Problème : comme tu l'évoques on ne peut pas n'afficher que les cases cochées.

On peut les trier par ordre croissant ou décroissant : les cases cochées le seront toutes en haut ou toutes en bas...


----------



## baron (6 Juillet 2017)

Tableau 1 "Liste de pointage"
Colonne A = cases à cocher
Colonne B = Fruits

Tableau 2 "Affichage"
=SI(Tableau1:: A2;Tableau1:: B2;"")






Remarques : 
• Pour obtenir les références au premier tableau, il suffit de cliquer dans les cellules concernées. 
• Si la condition n'est pas remplie, il s'affiche normalement un 0 ; pour avoir une cellule vide, je demande à afficher ce qui est contenu entre les deux paires de guillemets, c'est-à-dire rien…


----------



## Rollmops (6 Juillet 2017)

Merci 

Pourquoi faut-il 2 tableaux ?

Ne peut-on faire cela sur un seul tableau ?


----------



## Rollmops (6 Juillet 2017)

Oups ! Je n'y arrive pas ! 

Je créée un second tableau dans lequel je fais un copié-collé de la fonction =SI(Tableau1:: A2;Tableau1:: B2;"") dans la colonne À

Mais ça ne marche pas ! J'ai un panneau triangulaire rouge avec un point d'exclamation blanc. (Panneau routier danger) et quand je clique dessus j'ai le message "erreur de syntaxe".

Au fait comment fais-tu pour afficher les 2 tableaux côté à cote ?


----------



## baron (6 Juillet 2017)

Rollmops a dit:


> Pourquoi faut-il 2 tableaux ?
> Ne peut-on faire cela sur un seul tableau ?


Si bien sûr, il faut juste voir pourquoi tu veux masquer les lignes non cochées…
(Si les intitulés sont masqués, il est difficile de les cocher.  )


----------



## baron (6 Juillet 2017)

Rollmops a dit:


> Je n'y arrive pas !
> Je créée un second tableau dans lequel je fais un copié-collé de la fonction =SI(Tableau1:: A2;Tableau1:: B2;"") dans la colonne A
> Mais ça ne marche pas ! J'ai un panneau triangulaire rouge avec un point d'exclamation blanc. (Panneau routier danger)

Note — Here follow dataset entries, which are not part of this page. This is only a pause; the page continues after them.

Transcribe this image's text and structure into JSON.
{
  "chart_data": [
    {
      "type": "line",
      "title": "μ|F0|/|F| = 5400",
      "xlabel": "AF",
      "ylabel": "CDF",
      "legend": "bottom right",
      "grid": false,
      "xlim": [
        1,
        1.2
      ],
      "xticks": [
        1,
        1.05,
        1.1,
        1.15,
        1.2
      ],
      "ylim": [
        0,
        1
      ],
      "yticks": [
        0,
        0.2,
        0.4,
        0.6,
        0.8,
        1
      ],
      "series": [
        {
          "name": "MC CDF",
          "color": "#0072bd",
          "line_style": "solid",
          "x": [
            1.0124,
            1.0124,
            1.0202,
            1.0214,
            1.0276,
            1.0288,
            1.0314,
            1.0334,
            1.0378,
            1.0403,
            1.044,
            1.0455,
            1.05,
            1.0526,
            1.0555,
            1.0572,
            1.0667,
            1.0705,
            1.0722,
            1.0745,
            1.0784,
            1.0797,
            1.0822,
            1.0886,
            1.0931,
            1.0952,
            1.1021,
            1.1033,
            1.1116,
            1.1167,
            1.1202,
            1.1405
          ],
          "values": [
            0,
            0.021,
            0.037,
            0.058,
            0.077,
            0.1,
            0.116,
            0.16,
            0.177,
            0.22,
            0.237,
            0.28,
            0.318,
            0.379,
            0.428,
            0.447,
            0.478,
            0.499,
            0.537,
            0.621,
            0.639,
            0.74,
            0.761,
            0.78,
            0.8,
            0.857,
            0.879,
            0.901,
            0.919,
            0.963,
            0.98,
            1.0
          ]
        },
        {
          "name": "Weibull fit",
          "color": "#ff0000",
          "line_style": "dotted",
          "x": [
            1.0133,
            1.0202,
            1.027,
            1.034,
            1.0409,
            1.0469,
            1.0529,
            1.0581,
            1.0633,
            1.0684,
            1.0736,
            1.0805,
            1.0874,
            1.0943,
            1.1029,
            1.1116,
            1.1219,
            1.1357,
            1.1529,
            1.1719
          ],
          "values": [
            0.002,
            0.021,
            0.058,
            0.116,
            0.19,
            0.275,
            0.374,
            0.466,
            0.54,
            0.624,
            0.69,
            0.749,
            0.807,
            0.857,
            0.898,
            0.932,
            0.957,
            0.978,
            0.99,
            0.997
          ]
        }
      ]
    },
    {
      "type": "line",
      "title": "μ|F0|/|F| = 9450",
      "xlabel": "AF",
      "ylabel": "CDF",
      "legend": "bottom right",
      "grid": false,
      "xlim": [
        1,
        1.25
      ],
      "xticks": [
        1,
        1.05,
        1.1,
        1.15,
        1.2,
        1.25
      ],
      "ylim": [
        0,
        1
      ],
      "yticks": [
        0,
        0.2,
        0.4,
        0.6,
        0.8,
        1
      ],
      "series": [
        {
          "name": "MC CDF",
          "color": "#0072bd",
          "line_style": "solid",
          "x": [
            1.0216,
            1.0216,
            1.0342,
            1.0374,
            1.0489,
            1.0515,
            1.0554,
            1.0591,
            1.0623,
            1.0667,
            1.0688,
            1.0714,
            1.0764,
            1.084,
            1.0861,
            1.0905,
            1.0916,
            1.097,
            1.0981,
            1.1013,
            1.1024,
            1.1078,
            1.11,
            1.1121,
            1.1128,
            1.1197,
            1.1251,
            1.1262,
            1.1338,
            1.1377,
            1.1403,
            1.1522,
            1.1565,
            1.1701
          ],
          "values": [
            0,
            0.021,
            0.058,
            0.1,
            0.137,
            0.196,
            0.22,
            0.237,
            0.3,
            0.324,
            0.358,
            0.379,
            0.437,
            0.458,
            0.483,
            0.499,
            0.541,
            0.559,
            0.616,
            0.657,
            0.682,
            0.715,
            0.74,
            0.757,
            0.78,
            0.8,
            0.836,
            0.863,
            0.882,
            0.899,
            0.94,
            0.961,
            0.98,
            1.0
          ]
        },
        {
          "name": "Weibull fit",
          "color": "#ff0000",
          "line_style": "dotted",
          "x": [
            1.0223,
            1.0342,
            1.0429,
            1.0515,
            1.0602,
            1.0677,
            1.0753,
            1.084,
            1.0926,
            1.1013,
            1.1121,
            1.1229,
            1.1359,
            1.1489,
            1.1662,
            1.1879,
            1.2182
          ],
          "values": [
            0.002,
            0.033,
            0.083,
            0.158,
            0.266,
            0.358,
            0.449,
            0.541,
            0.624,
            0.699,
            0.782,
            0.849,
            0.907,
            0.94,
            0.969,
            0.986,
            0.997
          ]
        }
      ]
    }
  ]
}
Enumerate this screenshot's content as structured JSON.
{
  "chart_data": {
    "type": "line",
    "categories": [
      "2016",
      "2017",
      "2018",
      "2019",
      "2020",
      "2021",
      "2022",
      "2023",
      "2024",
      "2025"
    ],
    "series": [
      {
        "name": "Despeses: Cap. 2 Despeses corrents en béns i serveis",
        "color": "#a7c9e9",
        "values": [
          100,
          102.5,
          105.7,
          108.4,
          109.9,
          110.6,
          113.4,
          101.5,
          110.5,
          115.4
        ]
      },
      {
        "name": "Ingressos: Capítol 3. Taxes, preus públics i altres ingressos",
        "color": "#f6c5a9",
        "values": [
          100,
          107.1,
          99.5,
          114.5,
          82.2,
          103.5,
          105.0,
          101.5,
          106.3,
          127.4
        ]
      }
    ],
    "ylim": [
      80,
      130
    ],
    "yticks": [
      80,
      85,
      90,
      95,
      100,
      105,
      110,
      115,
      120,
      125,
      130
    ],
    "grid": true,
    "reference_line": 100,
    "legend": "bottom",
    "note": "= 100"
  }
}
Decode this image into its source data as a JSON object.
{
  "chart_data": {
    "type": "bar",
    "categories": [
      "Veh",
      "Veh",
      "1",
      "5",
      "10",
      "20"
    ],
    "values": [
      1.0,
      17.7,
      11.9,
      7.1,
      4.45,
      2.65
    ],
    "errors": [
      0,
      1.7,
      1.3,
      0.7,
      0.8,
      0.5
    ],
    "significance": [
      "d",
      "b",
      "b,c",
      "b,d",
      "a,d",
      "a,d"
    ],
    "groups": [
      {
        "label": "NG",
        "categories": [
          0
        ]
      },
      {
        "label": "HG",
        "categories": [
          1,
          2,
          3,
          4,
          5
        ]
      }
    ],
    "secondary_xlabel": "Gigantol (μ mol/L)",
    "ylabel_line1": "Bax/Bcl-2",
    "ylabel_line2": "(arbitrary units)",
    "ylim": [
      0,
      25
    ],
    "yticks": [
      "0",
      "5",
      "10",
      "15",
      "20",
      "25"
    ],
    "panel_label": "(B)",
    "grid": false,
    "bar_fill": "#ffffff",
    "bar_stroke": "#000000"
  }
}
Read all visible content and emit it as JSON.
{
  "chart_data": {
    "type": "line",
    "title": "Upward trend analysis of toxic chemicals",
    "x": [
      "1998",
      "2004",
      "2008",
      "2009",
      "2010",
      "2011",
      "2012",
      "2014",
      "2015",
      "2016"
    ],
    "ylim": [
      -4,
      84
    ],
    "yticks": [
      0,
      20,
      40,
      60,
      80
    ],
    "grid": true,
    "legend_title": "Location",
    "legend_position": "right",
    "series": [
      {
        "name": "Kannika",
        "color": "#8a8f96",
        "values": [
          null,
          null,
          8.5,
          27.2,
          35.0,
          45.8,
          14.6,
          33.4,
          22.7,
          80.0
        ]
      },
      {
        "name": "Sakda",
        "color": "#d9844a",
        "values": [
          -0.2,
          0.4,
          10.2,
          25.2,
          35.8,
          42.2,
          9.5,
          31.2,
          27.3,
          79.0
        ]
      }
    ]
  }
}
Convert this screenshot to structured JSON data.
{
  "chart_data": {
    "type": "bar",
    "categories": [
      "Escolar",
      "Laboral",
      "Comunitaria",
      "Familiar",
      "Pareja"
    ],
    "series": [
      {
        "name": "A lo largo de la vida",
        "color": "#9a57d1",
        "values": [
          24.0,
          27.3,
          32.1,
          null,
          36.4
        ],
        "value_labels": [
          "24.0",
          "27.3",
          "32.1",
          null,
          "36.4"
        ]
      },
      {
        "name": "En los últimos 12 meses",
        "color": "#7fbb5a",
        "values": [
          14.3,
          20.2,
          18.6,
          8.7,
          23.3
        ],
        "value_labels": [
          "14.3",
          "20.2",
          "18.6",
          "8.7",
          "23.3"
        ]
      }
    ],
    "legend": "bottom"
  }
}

Plutôt que de coller les références aux cellules, mieux vaut cliquer sur la cellule ciblée quand tu édites la formule : Numbers les nommera comme il faut.
(Parfois un clic sur le panneau d'avertissement donne aussi des indications utiles.)



> Au fait comment fais-tu pour afficher les 2 tableaux côté à cote ?


Comme dit plus haut, j'utilise une version sur MacOS (et un peu ancienne, donc plus complète). 
Je passe par le ruban > Tableau > Insérer sur la feuille de calcul…


----------



## Rollmops (6 Juillet 2017)

"





> Parfois un clic sur le panneau d'avertissement donne aussi des indications utiles."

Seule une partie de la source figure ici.